Nano Assualt Neo can’t be faulted on any grounds. It’s a pleasing arcade title that’s ideal for when you just want to pick up a controller and play a few fast-paced rounds of mayhem.
Final Score: 80%
Trine 2: Director’s Cut
Download Size: 1.9GB
Trine 2 is a side-scrolling puzzle platformer that made its way to the Wii U as Trine 2: Director’s Cut. The game is more concerned with solving puzzles than your average platforming title and demands some clever thinking as well as nimble fingers.
The game is set in a magnificent fantasy world that takes full advantage of the WiiU’s graphical power. It’s hard to describe just how good this game looks – the amount of detail in the design and animation together with the spectacular lighting is mind-numbingly beautiful. Trine 2: Director’s Cut completely enchants the player through its fabulous art-style and visual appeal and will leave you with your jaw dropped.
You take control of a wizard, a thief, and a warrior and toggle between them on the fly. The wizard summons objects like crates and platforms to stand on and can also levitate and move other objects. The thief wields a bow and arrow and is adept at getting to difficult platforms, while the warrior is equipped with weapons and a shield and acts as the muscle of the team.

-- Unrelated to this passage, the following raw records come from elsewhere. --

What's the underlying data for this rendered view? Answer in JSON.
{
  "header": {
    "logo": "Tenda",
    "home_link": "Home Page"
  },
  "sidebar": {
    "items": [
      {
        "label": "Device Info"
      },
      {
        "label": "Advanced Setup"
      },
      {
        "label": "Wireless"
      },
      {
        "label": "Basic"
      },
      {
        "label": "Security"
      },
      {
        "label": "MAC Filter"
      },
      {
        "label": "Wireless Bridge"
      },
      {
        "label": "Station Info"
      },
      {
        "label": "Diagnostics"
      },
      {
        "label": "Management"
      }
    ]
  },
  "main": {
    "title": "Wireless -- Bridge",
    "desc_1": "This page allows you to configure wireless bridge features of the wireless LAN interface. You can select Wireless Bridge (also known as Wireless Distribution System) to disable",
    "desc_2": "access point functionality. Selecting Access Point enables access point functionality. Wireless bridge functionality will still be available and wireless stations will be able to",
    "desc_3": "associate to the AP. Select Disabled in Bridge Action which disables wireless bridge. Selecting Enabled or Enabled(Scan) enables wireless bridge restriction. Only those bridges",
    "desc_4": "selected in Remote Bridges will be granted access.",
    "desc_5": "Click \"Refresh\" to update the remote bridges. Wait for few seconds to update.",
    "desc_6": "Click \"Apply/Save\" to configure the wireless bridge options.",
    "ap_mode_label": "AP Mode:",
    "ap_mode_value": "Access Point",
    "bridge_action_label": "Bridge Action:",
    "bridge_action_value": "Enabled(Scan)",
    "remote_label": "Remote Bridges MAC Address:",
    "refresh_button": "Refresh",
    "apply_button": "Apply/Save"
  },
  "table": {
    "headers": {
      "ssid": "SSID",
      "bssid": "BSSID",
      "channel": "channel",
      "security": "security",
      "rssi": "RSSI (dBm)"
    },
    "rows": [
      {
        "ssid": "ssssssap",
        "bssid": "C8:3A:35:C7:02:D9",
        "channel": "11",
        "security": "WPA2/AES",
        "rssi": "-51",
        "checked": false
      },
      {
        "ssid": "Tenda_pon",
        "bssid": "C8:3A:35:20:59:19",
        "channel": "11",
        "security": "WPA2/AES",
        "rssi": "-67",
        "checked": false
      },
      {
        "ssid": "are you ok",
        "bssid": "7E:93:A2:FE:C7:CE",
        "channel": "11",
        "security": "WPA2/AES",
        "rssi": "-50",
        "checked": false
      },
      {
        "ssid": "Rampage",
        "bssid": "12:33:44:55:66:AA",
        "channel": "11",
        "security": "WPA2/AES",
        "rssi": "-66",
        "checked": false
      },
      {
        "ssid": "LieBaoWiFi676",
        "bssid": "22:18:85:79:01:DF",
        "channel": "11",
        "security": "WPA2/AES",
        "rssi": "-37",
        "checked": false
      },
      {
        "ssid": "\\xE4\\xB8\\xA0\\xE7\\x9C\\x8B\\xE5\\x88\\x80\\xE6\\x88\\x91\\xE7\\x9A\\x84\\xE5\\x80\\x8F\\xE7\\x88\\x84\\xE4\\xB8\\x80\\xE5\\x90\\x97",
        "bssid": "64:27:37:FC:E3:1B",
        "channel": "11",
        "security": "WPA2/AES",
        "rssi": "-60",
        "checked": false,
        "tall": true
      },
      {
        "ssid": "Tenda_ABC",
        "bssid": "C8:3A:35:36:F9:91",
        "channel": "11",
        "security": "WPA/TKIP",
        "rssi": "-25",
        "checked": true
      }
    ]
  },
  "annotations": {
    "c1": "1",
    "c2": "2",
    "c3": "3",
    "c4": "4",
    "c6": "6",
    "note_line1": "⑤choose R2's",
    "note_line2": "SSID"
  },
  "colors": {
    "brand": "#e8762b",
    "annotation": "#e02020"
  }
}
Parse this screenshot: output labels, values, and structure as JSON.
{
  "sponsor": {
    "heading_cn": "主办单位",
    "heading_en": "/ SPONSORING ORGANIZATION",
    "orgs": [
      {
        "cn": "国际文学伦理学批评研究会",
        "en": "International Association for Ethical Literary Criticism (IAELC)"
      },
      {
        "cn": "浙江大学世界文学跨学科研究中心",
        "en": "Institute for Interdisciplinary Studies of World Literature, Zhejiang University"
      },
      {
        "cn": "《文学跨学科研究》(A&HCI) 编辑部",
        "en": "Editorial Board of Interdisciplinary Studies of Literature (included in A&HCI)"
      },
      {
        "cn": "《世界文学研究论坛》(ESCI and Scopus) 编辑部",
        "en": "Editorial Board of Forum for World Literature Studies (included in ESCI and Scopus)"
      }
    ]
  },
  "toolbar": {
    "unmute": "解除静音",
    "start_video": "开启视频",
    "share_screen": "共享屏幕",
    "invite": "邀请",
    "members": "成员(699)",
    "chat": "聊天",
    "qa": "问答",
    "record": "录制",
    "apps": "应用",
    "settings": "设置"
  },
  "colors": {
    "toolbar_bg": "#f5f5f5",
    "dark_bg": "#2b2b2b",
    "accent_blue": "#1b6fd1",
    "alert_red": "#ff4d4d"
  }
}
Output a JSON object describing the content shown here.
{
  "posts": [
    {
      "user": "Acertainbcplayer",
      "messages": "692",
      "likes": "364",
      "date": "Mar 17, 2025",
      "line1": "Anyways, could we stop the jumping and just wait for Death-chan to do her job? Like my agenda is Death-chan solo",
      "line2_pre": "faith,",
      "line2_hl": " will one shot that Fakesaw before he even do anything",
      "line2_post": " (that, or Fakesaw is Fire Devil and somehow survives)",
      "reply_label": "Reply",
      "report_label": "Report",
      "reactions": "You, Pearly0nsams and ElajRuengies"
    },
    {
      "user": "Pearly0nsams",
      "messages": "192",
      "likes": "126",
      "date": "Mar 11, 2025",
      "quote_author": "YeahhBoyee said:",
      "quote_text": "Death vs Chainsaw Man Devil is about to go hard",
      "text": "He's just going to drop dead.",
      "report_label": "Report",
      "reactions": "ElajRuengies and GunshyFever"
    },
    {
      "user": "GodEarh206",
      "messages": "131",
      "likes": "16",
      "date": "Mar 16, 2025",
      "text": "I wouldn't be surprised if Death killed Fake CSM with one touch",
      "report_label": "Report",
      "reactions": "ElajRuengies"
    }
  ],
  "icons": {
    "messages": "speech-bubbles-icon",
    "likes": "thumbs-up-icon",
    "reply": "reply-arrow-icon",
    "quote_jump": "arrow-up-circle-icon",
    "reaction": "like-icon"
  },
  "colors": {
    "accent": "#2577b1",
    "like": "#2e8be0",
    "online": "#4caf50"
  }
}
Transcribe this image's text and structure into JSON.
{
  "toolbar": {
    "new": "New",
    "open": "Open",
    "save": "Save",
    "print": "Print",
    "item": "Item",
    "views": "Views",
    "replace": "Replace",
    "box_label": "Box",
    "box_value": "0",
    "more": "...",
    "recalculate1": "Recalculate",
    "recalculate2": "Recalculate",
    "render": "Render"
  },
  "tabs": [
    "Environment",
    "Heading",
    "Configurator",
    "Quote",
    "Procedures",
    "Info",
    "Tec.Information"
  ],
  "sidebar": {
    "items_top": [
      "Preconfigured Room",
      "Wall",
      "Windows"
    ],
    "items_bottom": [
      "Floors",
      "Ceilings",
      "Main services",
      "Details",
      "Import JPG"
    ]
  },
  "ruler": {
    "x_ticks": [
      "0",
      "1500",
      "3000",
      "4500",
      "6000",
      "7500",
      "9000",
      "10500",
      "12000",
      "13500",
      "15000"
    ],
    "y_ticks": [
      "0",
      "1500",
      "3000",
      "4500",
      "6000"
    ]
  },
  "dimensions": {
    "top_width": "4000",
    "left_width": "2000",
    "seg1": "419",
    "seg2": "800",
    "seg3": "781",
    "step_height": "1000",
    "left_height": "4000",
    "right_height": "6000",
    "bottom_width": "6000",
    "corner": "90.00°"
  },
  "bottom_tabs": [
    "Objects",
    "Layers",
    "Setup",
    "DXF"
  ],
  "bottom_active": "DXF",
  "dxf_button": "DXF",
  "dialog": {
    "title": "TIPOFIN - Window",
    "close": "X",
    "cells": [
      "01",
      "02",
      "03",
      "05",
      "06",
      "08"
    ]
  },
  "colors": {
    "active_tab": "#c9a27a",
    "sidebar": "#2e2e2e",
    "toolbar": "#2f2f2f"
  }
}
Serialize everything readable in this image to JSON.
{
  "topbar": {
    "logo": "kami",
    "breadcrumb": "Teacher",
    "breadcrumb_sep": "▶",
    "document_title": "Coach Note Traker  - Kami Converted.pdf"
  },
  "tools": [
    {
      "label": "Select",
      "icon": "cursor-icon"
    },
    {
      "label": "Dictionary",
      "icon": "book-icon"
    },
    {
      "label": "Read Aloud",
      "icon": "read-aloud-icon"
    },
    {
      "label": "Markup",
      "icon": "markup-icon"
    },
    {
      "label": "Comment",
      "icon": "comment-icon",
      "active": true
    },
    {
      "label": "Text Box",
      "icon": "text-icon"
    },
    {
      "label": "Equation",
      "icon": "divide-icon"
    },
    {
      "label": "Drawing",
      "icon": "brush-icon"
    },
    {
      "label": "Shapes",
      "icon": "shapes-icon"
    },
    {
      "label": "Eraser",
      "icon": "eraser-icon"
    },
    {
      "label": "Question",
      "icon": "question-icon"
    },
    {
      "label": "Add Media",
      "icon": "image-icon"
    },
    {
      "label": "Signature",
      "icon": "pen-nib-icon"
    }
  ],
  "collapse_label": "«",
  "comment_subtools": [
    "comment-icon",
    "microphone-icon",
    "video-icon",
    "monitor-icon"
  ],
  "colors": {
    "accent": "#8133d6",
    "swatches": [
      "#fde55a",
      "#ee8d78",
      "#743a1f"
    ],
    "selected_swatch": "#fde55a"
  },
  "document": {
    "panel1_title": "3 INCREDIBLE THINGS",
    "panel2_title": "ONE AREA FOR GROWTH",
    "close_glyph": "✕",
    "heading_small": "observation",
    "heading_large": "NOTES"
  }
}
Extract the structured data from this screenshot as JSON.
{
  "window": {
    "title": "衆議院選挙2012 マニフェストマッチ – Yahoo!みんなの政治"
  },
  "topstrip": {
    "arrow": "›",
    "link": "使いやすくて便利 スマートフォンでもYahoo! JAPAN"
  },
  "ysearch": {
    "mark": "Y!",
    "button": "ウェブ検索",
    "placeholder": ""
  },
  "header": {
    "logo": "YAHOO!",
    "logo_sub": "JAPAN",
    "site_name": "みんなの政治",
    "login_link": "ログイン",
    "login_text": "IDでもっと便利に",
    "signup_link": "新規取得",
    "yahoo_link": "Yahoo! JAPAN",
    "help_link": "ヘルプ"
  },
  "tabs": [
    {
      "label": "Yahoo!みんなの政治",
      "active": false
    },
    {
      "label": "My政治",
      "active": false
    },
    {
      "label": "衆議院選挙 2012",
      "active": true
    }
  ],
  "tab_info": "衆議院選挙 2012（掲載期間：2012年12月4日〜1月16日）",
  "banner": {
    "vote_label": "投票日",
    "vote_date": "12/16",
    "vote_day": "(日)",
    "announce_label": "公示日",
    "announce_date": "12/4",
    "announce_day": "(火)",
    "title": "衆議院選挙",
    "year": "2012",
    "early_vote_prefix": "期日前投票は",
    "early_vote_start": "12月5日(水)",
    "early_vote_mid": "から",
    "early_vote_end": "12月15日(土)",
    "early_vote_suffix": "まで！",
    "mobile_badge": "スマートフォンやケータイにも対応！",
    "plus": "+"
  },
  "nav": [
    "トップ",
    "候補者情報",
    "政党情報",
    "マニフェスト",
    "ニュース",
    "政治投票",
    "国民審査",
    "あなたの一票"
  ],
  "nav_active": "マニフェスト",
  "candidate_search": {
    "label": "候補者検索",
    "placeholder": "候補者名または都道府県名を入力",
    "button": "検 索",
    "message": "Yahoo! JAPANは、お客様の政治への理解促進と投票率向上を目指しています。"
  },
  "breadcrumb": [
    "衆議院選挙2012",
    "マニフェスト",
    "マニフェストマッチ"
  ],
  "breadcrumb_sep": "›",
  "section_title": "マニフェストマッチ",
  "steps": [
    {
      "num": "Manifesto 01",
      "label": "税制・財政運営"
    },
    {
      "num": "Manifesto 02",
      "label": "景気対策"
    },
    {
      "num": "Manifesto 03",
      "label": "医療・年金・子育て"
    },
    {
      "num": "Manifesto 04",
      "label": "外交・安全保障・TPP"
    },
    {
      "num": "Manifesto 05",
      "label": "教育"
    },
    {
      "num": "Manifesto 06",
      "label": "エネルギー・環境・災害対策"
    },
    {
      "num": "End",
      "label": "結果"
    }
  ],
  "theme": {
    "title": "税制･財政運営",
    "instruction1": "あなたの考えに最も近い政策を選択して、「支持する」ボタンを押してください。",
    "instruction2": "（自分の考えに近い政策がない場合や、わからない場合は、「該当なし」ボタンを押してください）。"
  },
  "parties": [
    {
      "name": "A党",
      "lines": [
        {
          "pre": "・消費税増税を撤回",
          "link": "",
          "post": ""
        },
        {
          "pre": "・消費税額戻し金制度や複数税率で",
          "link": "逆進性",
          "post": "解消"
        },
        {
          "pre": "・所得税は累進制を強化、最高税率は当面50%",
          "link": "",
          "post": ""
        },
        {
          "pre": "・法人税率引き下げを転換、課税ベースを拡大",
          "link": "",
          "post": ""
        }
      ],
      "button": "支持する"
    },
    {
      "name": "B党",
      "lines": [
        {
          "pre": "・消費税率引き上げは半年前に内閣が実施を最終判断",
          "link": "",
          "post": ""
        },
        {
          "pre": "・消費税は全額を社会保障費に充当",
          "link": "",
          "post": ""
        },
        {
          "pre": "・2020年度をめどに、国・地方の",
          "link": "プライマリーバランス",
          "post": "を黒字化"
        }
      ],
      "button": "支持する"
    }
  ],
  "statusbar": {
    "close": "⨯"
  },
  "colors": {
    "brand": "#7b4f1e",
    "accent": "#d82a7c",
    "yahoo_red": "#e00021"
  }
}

The puzzles regularly require the combined effort of all three characters and multiple solutions often exist. The levels are filled with loads of secrets and an XP system rewards players with upgrades and new abilities.
Trine 2: Director’s Cut offers local co-op for 3 players: one player using the GamePad and the other two a Wii Remote and Nunchuk combo. Unfortunately the game drops the ball with the controller options as the WiiU GamePad is astonishingly underused and there’s no support for a WiiU Pro Controller.
Fortunately this is all made up for by providing an online multiplayer mode – a seriously nifty feature for a platforming adventure.
Trine 2: Director’s Cut competes for best visuals on the WiiU and is most certainly the best in this genre. The game offers a deep and engaging adventure and comes highly recommended to all new WiiU owners.